Janos Marton, Director of The Living Museum
Born in Hungary in 1949, Janos Marton grew up in the shadow of communism and the legacy of the Holocaust. His father, a dissident economist, was taken off to prison for six years on the day his son was born. In the 1960s the Martons received political asylum in Austria and moved to Vienna, where Janos attended high school and studied psychology. He became familiar with the artwork of the psychiatric patients at the Landers Clinic, a state hospital in Maria Gugging in the suburbs of Vienna.
The art program in Gugging had its own building, known as the House of Artists. The painter Jean Dubuffet included the work of several Gugging patients in his collection of Outsider Art or Art Brut. Through Dubuffet, the concept of Art Brut was popularized. It dealt with the nature of individual self-expression, intention and authenticity, exploring the boundaries between artistic creativity and mental illness, and the definitions of art itself.
In 1976, Dr. Marton received a Ph.D. in psychology and in 1980, a M.A. in fine arts at Columbia University. He then went to work as a psychologist at Creedmoor, the largest of five state psychiatric institutions in Queens, New York.
It was certainly more tempting for a young European to try his luck in the New World rather than to take a job at the clinic in Gugging, Austria, where he would have perpetuated the venerable school of thought personified by the Director of the Gugging Museum, the psychiatrist Leo Navratil. But the enormous effort it would take to create what was to become the Living Museum cannot be adequately explained by a young man’s thirst for adventure or by Dr. Marton’s understated description of his generation’s world view: “We were the children of Marx and Coca Cola, rejecting both.”
In 1983, Creedmoor housed about 1,350 patients. It was the year when Dr. Marton invited Bolek Greczynski, a Polish artist known for his work in political art and experimental theater, to join the hospital staff. Together, the two guided the transformation of an abandoned building on the campus known as Building 75 that housed the main kitchen for the Creedmoor patients. They took down the paint peeling off the walls and the layers of fat and dust clouding the windows. Some rooms were inhabited by squirrels, others were locked and inaccessible. Marton and Greczynski had the ability to see through the grime and faded interior of the deserted building and, with time, created an ever-changing space full of art and beauty, the Living Museum.
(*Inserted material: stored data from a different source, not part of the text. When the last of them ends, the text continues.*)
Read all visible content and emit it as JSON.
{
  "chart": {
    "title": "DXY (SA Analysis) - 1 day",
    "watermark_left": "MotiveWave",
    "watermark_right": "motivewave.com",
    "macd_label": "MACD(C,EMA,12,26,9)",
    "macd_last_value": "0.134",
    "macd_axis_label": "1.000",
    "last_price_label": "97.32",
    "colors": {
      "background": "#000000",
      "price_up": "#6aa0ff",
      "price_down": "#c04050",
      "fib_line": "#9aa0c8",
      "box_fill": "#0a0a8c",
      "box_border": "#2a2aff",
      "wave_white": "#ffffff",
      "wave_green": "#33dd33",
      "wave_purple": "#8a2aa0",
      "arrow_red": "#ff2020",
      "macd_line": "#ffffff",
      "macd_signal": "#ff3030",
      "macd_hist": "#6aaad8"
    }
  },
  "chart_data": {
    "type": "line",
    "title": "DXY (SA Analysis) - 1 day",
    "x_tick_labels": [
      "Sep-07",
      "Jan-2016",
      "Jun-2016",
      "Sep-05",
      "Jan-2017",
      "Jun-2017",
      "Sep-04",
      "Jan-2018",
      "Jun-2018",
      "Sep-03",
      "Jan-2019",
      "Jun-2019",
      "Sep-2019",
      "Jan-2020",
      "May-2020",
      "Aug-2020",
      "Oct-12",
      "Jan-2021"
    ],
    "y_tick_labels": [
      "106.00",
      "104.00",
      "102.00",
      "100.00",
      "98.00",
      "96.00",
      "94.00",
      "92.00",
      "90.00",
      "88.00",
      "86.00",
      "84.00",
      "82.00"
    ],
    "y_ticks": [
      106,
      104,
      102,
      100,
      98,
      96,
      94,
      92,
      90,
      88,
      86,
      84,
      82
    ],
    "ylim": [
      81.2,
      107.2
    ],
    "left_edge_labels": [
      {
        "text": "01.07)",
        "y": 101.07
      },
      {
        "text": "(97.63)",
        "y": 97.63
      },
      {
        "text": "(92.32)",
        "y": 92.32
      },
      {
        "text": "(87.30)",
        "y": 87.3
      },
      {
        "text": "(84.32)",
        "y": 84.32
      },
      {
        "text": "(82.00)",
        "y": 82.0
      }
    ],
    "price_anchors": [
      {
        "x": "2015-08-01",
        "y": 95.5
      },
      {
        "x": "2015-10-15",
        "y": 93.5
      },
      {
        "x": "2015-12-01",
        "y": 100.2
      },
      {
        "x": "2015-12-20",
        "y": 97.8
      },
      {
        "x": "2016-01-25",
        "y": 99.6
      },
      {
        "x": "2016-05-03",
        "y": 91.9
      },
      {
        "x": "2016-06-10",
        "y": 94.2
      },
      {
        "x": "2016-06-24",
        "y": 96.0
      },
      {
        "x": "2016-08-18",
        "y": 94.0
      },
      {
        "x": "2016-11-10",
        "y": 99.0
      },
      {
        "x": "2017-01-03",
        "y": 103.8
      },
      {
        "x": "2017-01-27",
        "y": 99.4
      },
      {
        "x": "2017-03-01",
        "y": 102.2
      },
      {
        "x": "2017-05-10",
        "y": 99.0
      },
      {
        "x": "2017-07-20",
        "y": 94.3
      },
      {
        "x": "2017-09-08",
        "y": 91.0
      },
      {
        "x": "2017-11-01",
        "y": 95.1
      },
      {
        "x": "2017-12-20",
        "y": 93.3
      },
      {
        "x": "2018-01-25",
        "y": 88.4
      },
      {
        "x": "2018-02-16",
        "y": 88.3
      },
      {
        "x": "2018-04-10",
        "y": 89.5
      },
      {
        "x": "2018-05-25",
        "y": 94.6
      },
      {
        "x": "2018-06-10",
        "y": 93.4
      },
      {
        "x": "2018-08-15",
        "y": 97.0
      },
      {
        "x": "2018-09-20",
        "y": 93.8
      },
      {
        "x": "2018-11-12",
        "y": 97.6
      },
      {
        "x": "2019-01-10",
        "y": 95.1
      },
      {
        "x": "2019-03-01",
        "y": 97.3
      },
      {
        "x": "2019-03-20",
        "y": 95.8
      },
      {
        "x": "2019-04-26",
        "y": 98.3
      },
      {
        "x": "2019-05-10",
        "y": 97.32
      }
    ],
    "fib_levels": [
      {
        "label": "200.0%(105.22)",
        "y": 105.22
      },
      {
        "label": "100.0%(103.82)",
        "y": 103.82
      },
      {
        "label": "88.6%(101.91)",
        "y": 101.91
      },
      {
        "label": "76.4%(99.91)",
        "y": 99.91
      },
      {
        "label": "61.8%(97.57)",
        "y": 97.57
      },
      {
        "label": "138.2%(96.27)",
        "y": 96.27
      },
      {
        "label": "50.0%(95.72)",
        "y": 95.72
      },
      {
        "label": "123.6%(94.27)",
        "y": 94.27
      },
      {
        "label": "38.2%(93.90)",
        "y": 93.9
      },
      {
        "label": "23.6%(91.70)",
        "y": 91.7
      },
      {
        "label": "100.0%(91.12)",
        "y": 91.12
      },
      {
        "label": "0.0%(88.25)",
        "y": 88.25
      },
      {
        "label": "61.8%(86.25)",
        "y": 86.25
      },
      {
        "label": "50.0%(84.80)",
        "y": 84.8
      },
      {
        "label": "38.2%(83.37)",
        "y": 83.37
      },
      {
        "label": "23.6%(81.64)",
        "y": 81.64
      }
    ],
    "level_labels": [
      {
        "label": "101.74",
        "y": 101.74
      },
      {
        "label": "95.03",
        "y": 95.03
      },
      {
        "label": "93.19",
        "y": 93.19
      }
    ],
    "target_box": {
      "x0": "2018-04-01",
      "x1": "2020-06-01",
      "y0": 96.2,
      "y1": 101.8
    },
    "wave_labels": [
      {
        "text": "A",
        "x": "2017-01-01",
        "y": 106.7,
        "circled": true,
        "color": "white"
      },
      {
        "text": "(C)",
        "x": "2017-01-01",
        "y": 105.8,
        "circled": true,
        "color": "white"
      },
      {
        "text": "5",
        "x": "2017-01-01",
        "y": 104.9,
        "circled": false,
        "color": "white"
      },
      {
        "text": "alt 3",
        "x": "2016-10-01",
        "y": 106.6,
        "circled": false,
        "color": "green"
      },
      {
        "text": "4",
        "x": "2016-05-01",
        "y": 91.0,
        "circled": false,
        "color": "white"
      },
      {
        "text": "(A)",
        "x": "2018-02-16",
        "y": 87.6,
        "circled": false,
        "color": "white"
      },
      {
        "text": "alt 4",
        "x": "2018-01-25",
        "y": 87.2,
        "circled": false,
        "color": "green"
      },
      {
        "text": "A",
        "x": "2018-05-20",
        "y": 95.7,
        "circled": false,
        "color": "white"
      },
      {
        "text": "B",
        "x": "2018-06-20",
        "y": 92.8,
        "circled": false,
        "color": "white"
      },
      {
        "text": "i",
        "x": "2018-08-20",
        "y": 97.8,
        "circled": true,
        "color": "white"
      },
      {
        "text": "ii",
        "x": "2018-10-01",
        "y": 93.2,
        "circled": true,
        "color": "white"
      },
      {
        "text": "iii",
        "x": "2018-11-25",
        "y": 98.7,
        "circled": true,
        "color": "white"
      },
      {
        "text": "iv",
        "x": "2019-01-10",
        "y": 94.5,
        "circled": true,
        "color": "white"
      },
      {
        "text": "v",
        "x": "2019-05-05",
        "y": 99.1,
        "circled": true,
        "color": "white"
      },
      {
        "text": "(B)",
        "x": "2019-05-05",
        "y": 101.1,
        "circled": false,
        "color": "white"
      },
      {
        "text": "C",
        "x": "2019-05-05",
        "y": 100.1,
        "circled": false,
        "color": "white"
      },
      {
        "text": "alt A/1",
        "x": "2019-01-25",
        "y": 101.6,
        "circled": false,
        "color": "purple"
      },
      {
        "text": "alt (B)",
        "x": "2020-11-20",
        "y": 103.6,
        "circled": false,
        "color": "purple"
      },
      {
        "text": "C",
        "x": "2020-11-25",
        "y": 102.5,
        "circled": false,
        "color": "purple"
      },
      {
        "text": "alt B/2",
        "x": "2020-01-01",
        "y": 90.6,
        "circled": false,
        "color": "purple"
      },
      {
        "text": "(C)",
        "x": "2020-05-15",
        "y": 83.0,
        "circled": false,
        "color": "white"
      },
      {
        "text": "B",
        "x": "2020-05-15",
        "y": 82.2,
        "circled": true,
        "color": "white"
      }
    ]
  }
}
Mr. Greczynski became the museum’s first director. Dr. Marton took over the post in 1995. Today, around one hundred artists work at the museum regularly. About fifteen percent have been artists all their lives. Some sell their work at commanding prices, and these are featured in shows and often reviewed. The doors of the Living Museum are open to all patients who are residents of Queens, N.Y. and supported by the state system. Some come daily, some once a week. Most are outpatients; fifteen to twenty percent are inpatients. All are under psychiatric guidance and on medication.